Hold off on that next minimum wage hike, urged David Neumark, a professor of economics at the University of California, Irvine, in an opinion piece in today’s Wall Street Journal.
The federal minimum wage is scheduled to increase to $7.25 per hour in July, from the current rate of $6.55. It’s the last in a three-step increase in the minimum wage rate enacted under the Fair Minimum Wage Act of 2007, a happier time — economically speaking — when the nation’s unemployment rate stood at a modest 4.5%. The 2007 rate hike, the first in ten years, broke the longest stretch without an increase since the Fair Labor Standards Act (FLSA) was passed in 1938. But now, "with the aggregate unemployment rate at 9.4%, the teen unemployment rate exceeding 22%, and the unemployment rate for black teens nearing 40%, next month's increase seems like the worst timing possible," Neumark wrote. He warns that the 11% minimum wage increase will lead to the loss of an additional 300,000 jobs among teens and young adults — "on top of the continuing job losses the recession is likely to throw our way."
"Minimum wages, like most public policies, confront us with trade-offs," Neumark notes. "An employed, low-skilled worker who keeps his job earns a slightly higher wage. But a worker who loses his job, or a labor-market entrant or unemployed worker who cannot find a new job, pays a much higher cost."
It’s a debate that has raged for decades: Does a minimum wage increase boost the wages of our lowest-paid workers, or does it put them out of work? It depends on whom you ask.
Minimum wage hikes increase consumer spending, says the Economic Policy Institute, a nonprofit think tank, citing a study by economists at the Federal Reserve Bank of Chicago. The organization claims the first two increases in July 2007 and July 2008 will have generated an estimated $4.9 billion of spending by July 2009, and that the coming rate hike will bring in another $5.5 billion over the following year.

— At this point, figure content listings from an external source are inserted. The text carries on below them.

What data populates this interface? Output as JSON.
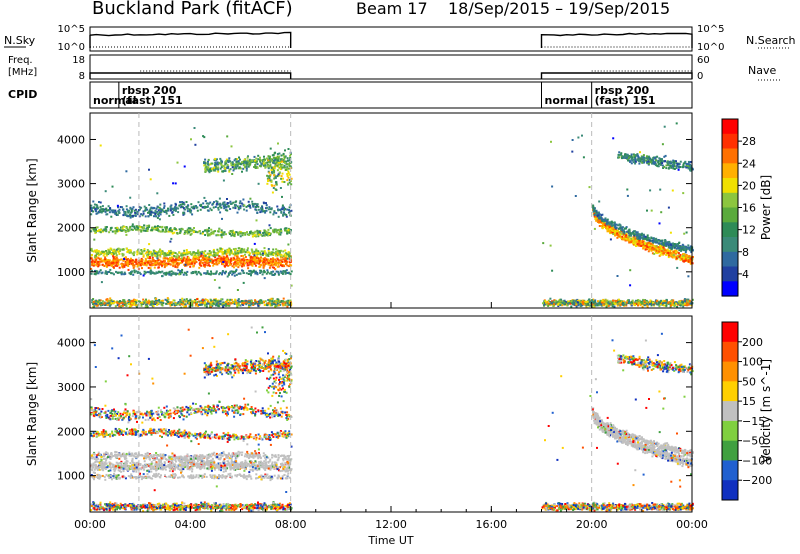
{
  "header": {
    "title": "Buckland Park (fitACF)",
    "beam": "Beam 17",
    "date_range": "18/Sep/2015 – 19/Sep/2015"
  },
  "strips": {
    "nsky": {
      "label": "N.Sky",
      "ticks": [
        "10^5",
        "10^0"
      ],
      "right_label": "N.Search",
      "right_ticks": [
        "10^5",
        "10^0"
      ]
    },
    "freq": {
      "label_lines": [
        "Freq.",
        "[MHz]"
      ],
      "ticks": [
        "18",
        "8"
      ],
      "right_label": "Nave",
      "right_ticks": [
        "60",
        "0"
      ]
    },
    "cpid": {
      "label": "CPID",
      "segments": [
        {
          "t": 0,
          "text": "normal"
        },
        {
          "t": 1.15,
          "text": "rbsp 200"
        },
        {
          "t": 1.15,
          "text": "(fast) 151"
        },
        {
          "t": 18.0,
          "text": "normal"
        },
        {
          "t": 20.0,
          "text": "rbsp 200"
        },
        {
          "t": 20.0,
          "text": "(fast) 151"
        }
      ]
    }
  },
  "chart_data": [
    {
      "type": "heatmap",
      "ylabel": "Slant Range [km]",
      "colorbar_label": "Power [dB]",
      "colorbar_ticks": [
        "28",
        "24",
        "20",
        "16",
        "12",
        "8",
        "4"
      ],
      "colorbar_range": [
        0,
        32
      ],
      "colors": [
        "#0000ff",
        "#2040a0",
        "#2f6aa0",
        "#3a8a78",
        "#2e8b57",
        "#5aaa3c",
        "#8cc63f",
        "#f0e000",
        "#ffb000",
        "#ff7000",
        "#ff3000",
        "#ff0000"
      ],
      "yticks": [
        1000,
        2000,
        3000,
        4000
      ],
      "ylim": [
        180,
        4600
      ],
      "data_windows_hours": [
        [
          0,
          8
        ],
        [
          18,
          24
        ]
      ],
      "features": [
        {
          "name": "near-range band",
          "t": [
            0,
            8
          ],
          "range_km": [
            1050,
            1500
          ],
          "value_db": 26
        },
        {
          "name": "mid-range band",
          "t": [
            0,
            8
          ],
          "range_km": [
            1850,
            2150
          ],
          "value_db": 14
        },
        {
          "name": "far-range band",
          "t": [
            0,
            8
          ],
          "range_km": [
            2250,
            2750
          ],
          "value_db": 7
        },
        {
          "name": "upper band",
          "t": [
            5,
            8
          ],
          "range_km": [
            3200,
            4400
          ],
          "value_db": 12
        },
        {
          "name": "evening descending band",
          "t": [
            20,
            24
          ],
          "range_km": [
            1200,
            2700
          ],
          "value_db": 24
        },
        {
          "name": "evening far band",
          "t": [
            21,
            24
          ],
          "range_km": [
            2800,
            3700
          ],
          "value_db": 8
        },
        {
          "name": "ground clutter",
          "t": [
            0,
            24
          ],
          "range_km": [
            200,
            500
          ],
          "value_db": 10
        }
      ]
    },
    {
      "type": "heatmap",
      "ylabel": "Slant Range [km]",
      "colorbar_label": "Velocity [m s^-1]",
      "colorbar_ticks": [
        "200",
        "100",
        "50",
        "15",
        "−15",
        "−50",
        "−100",
        "−200"
      ],
      "colors": [
        "#1030c0",
        "#2060d0",
        "#40a040",
        "#80d040",
        "#c0c0c0",
        "#ffd000",
        "#ff9000",
        "#ff5000",
        "#ff0000"
      ],
      "yticks": [
        1000,
        2000,
        3000,
        4000
      ],
      "ylim": [
        180,
        4600
      ],
      "data_windows_hours": [
        [
          0,
          8
        ],
        [
          18,
          24
        ]
      ]
    }
  ],
  "xaxis": {
    "label": "Time UT",
    "ticks": [
      "00:00",
      "04:00",
      "08:00",
      "12:00",
      "16:00",
      "20:00",
      "00:00"
    ]
  }
}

The results demonstrate that an increase in the minimum wage benefits not only low-income workers, but boosts consumer spending and the broader economy as well, the Economic Policy Institute says.
Hogwash, counters the Employment Policies Institute. (The similarly named think tanks have been sparring on the issue for years.) The Employment Policies Institute has long asserted "the time-tested economic consensus" that minimum wage hikes lead to job loss for low-skilled employees. Responding to the most recent study, Kristen Lopez Eastlick, its senior research analyst, said university-conducted economic research "overwhelmingly runs counter" to the Economic Policy Institute’s claims. Various studies continue to affirm that increases in the minimum wage are poorly targeted to benefit low-wage families, as Census Bureau data shows the average family income of minimum wage employees is nearly $45,000 a year.
"In fact, the federal minimum wage hike has priced employees out of the workforce, and based on recent data from the Bureau of Labor Statistics, it’s the low and unskilled workforce — especially minority teens — who are getting hit the hardest."
On the other hand, the Fiscal Policy Institute and Policy Matters Ohio reported a few years ago that, since 1997, states with higher minimum wages have generally performed as well or better economically than states with lower minimums. The findings were consistent, the groups said, with "a growing body of economic research that has called into question the long-held prediction that a higher minimum wage will reduce the number of jobs or the number of hours worked by low-wage workers."
To be sure, when enacted in 1938, the FLSA’s purpose was to grow jobs. The overtime provisions of the Act intended to spread the job wealth by making it costlier for employers to work their current employees more than 40 hours in a workweek. But the legislation also sought to eliminate labor conditions that were seen as detrimental "to the maintenance of the minimum standard of living necessary for health, efficiency, and general well-being of workers." (29 U.S.C. 202(a)). Thus, the minimum wage. There was a floor below which no American worker should be expected to work, Congress reasoned. It is the friction between these two competing goals, perhaps, that has led to the discord we see today.
In the end, Neumark laments: "I do not expect President Obama or congressional Democrats to give up their long-held support for a higher minimum wage." Indeed, the minimum wage hike is likely a done deal. But the battle over its wisdom will rage on.